Parents waking up today in Florida, having lost their children in the current school massacre—and I say “current” because I have little faith that it will not happen again—their pain I cannot fathom. I do not pretend to know their pain, but I am deeply sorry they are going through such a senseless loss.
“What did you do at school today Max?” I ask, in my usual after-school banter.
“We hid in the closet.”
“We hid in the closet”—his words swirl in my mind, taking me back to second grade. Tornado drills in the panhandle of Texas. The alarm sounded and we quickly got under our desks.
“A disaster drill for when the mass murderer shows up,” he adds.
Not “if,” but “when,” is his inner dialog to himself. The reality that our children live with this sort of distorted, brutal reality that has happened to their “own” is causing their developing minds to be affected with potential mental health disturbances and myriad psychological symptoms. Perhaps even taking a vulnerable teen and turning him or her into the next murderer.
A cycle. A cycle that will continue to spin unless an obstruction is lodged in the wheel.
A closet will not protect a huddled mass of kids from an assault rifle. In fact, with them all clustered together, it would be like shooting ducks on a pond.

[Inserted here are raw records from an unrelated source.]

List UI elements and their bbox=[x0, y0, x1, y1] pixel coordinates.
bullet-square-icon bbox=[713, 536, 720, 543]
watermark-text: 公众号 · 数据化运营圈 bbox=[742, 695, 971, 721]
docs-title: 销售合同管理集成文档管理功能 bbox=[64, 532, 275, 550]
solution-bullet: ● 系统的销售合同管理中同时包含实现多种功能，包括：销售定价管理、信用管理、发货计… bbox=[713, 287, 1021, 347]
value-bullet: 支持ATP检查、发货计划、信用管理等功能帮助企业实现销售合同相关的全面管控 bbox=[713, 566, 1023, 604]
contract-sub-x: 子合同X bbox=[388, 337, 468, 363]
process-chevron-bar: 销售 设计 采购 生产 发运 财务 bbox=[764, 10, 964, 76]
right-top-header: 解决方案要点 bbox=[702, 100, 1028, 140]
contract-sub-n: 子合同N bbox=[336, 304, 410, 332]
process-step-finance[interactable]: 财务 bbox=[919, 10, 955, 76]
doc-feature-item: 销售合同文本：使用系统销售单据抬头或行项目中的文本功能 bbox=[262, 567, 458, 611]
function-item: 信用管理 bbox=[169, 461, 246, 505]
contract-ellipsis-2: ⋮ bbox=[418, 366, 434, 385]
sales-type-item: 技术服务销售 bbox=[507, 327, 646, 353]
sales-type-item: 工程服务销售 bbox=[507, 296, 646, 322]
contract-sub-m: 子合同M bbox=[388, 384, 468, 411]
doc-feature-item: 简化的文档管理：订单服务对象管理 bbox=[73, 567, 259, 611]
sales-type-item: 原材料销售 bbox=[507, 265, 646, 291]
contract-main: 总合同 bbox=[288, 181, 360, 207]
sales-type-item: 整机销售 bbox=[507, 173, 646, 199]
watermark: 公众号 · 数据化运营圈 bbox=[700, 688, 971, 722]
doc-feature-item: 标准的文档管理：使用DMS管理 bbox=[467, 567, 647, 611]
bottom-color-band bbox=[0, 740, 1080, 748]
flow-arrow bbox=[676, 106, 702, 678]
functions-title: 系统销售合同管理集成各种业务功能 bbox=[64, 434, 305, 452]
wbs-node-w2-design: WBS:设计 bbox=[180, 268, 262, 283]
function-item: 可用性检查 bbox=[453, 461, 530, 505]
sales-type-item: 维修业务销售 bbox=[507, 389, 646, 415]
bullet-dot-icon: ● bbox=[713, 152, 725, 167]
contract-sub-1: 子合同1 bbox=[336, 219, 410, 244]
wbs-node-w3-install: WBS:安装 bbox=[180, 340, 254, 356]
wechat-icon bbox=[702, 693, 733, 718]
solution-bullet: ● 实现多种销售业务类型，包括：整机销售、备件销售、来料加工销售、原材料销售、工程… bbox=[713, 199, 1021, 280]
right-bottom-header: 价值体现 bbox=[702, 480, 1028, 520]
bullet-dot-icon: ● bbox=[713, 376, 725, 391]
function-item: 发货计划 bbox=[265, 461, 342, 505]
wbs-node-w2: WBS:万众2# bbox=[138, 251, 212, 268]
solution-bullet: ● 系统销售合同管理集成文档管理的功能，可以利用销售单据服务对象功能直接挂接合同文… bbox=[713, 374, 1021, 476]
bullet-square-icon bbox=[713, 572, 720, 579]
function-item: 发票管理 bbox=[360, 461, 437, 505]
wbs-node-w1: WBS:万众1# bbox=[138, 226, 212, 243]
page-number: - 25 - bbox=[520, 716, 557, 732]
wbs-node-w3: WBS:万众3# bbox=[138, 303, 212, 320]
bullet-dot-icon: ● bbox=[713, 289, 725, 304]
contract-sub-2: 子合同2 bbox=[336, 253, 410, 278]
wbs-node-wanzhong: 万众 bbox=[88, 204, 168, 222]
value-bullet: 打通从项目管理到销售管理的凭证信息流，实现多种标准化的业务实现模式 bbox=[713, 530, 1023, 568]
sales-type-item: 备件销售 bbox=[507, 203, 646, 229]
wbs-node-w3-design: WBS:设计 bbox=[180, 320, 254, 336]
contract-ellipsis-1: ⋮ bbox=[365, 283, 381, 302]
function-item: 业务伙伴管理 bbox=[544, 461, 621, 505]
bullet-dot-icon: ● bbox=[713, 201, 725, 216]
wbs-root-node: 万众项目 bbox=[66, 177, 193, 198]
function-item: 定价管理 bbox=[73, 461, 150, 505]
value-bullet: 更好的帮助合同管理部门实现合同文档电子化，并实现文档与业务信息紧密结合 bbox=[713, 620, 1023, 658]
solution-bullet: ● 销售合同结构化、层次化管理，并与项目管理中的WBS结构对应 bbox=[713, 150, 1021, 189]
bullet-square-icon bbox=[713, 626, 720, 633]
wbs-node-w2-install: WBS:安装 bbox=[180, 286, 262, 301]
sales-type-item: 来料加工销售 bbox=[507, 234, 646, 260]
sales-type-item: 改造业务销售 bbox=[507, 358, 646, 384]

Let’s have some gun-adept teachers, trained and armed, was our president’s remark yesterday. Lesson planning and teaching is their job, and they are woefully underpaid for the important job of preparing our youths for the future. Now we are suggesting they pack a gun. But maybe only 20 percent will be in the battalion of teacher protectors being thrown out as a solution to gun violence.
How long does it take to fire rounds of bullets from a war gun, slaughtering some kids, before Ed the shop teacher manages to run down the hall with his one-bullet pistol hidden in the back of his pants to disarm a deranged murderer? Might the murderer’s lightning-speed gun machine kill Ed first? Or maybe Ed keeps an assault rifle in a secure closet. How long before a twisted student’s mind breaches that closet, is my thought. Keeping guns at school seems unpredictable. As the bullets are heard, Ed is wondering where he left the key to the gun locker.
If it were not so politically incorrect, it would make a laughable skit for Saturday Night Live.
My blogs are on addiction, so let me tell you this: If I was a kid in school today, dealing with the possibility of being murdered there, daydreaming during a class lecture what I would do if bullets started to fly, then numbing out with pot in the bathroom or a snort of heroin would become way more appealing. Addiction, when it expresses itself in an individual, always has a psychological trigger that pushes its pathology into presenting itself. Anxiety is one of the common triggers I see. Post-traumatic stress is another.
The stress our youths increasingly are made to deal with surely affect their minds.
Get the guns off the streets. Stop selling them. Politicians stop sucking at the NRA’s tits. It is a follow-the-money game hiding behind the Second Amendment.
Times change and constitutions need to change and keep up with modern times and realities. I believe our founding fathers would agree.
Max walks in the door from school. “Hey Buddy, how was school?”